I will ask Paul Glover of Shared Services Canada to comment on whether that initiative, that migration of data centres, which our government funded several years ago and is well under way, has continued during the last three months while we have had to really focus on emergency answers to millions of Canadians in a way that hadn't been anticipated.
5:45 p.m.
President, Shared Services Canada
Thank you, Minister.
Without a doubt, that work has continued. It's really important. Some of the buildings were at their end of life. We needed to get the data centres out of there and into what we call modern end-state data centres. We continue to work very hard. In the last two years we've exceeded our targets—120% last year, and over 100% of target this year. Just about 100 data centres were closed this past year.
We continue to significantly reduce the number of data centres that we're closing, but the goal isn't just to shut data centres. As you say, it's the applications that reside in them and making sure that we have robust strategies so that those applications can continue to operate. We're doing that. We're moving them to more modern data centres. We're making sure that when we can't get to them, we're replacing hardware so that they no longer have the same risks. Not all of them need to be moved. For some of them, it's just a good bit of maintenance and upgrades to make sure they're functional.

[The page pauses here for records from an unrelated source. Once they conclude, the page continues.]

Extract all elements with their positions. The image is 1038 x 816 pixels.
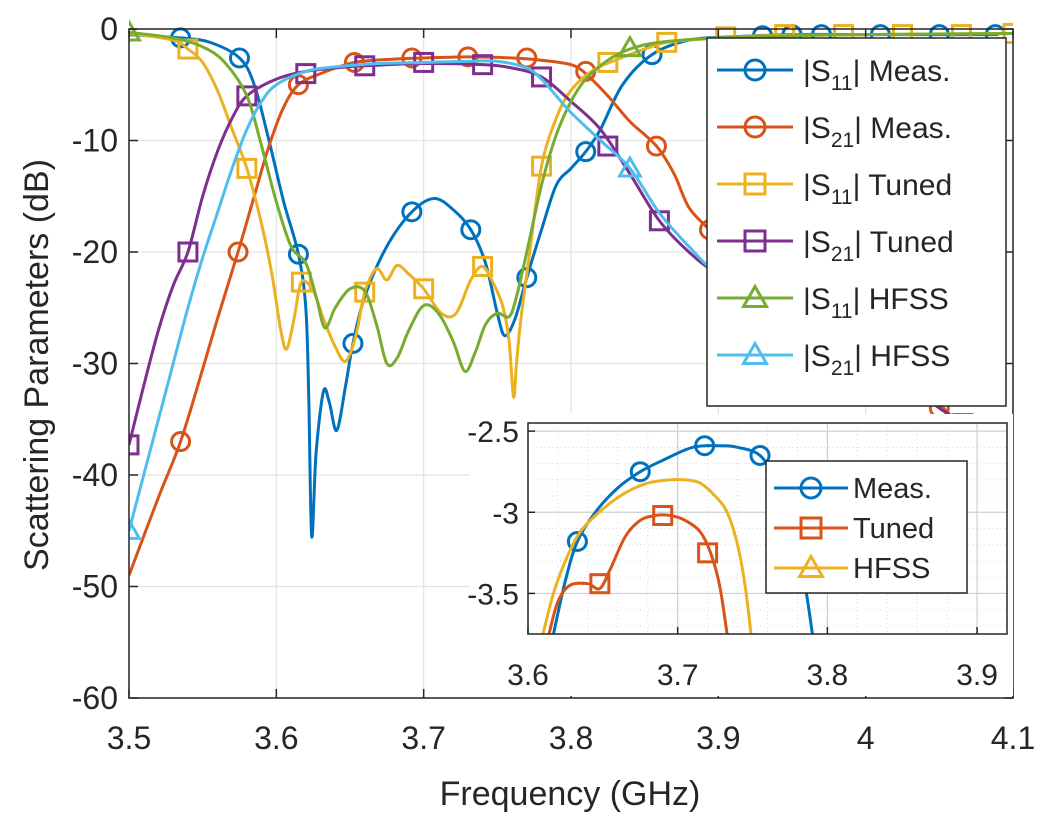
inset-point-meas — [749, 444, 771, 466]
inset-x-tick-label: 3.8 — [807, 659, 849, 692]
inset-point-tuned — [652, 505, 674, 527]
data-point-s11_tuned — [413, 278, 435, 300]
data-point-s11_hfss — [616, 34, 643, 58]
data-point-s11_meas — [401, 201, 423, 223]
x-tick-label: 4 — [857, 720, 875, 756]
inset-point-tuned — [589, 573, 611, 595]
main-axes-frame — [128, 28, 1014, 699]
legend-entry-s11_hfss: |S11| HFSS — [717, 283, 949, 323]
x-tick-label: 3.9 — [696, 720, 740, 756]
data-point-s21_meas — [401, 47, 423, 69]
inset-series-tuned — [547, 505, 729, 634]
inset-legend-entry-tuned: Tuned — [774, 513, 934, 545]
inset-y-tick-label: -2.5 — [467, 416, 519, 449]
y-tick-label: -20 — [72, 234, 118, 270]
inset-legend-entry-hfss: HFSS — [774, 553, 930, 585]
data-point-s11_meas — [460, 219, 482, 241]
legend-marker — [740, 340, 770, 365]
inset-legend-label: Meas. — [853, 473, 932, 505]
main-tick-labels: 3.5 3.6 3.7 3.8 3.9 4 4.1 -60 -50 -40 -30 -20 -10 0 — [72, 11, 1035, 756]
data-point-s11_meas — [575, 141, 597, 163]
x-tick-label: 3.6 — [254, 720, 298, 756]
y-tick-label: -60 — [72, 680, 118, 716]
inset-x-tick-label: 3.6 — [507, 659, 549, 692]
x-axis-label: Frequency (GHz) — [440, 775, 701, 813]
legend-marker — [743, 58, 767, 82]
inset-x-tick-label: 3.7 — [657, 659, 699, 692]
y-tick-label: -10 — [72, 123, 118, 159]
data-point-s11_meas — [342, 332, 364, 354]
data-point-s21_tuned — [472, 54, 494, 76]
data-point-s21_tuned — [236, 85, 258, 107]
inset-zoom-chart: 3.6 3.7 3.8 3.9 -3.5 -3 -2.5 Meas. Tuned HFSS — [467, 414, 1013, 696]
data-point-s11_meas — [229, 47, 250, 69]
inset-y-tick-label: -3 — [492, 497, 519, 530]
legend-label: |S11| Meas. — [803, 55, 950, 95]
legend-marker — [740, 283, 770, 308]
legend-entry-s21_hfss: |S21| HFSS — [717, 340, 950, 380]
inset-y-tick-label: -3.5 — [467, 578, 519, 611]
inset-point-meas — [629, 461, 651, 483]
series-line-s21_hfss — [129, 59, 867, 532]
legend-label: |S21| Tuned — [803, 226, 954, 266]
x-tick-label: 3.8 — [549, 720, 593, 756]
data-point-s11_tuned — [236, 157, 258, 179]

With respect to cloud, absolutely, we've seen an acceleration because it's about speed and scale. To some of the comments about call centres earlier, when you go from a few thousand calls to hundreds of thousands of calls a minute, you need to be able to scale up very quickly. Cloud provides the ability to do that.
We're very pleased to report that, through the co-operation of the CSE and the policy direction of the CIO, we're ensuring that the journey to cloud is safe for Canadians and for the government. We have a secure channel to cloud, so that when applications do exist in the cloud, the network and the path there is secure.
All of our cloud contracts are protected. That includes things like the Patriot Act and others, where all the cloud data centres are on Canadian soil for departments to be able to use for protected information. The work has accelerated, and we are ensuring that it is done in a very secure and safe manner.
5:50 p.m.
Liberal
Irek Kusmierczyk Liberal Windsor—Tecumseh, ON
Thank you very much for that very detailed response.
Just to follow up on that, I'm wondering whether the federal government has experienced fewer cybersecurity incidents affecting applications that are already in the cloud.
5:50 p.m.
President, Shared Services Canada
I would repeat what Scott Jones has said. Our perimeter is really world-class and is the envy of many other nations. It is constantly blocking threats, so to say there are none.... There are literally billions every day, but they don't get through. Even in those exceptionally rare cases where they do get through, they're spotted very quickly and contained. Services are shut down, brought offline and unplugged before any damage can be done. There were literally no incidents in the last 10 weeks that I can think of where there has been any data breaches at all. There are incident blocks every day, but none of consequence.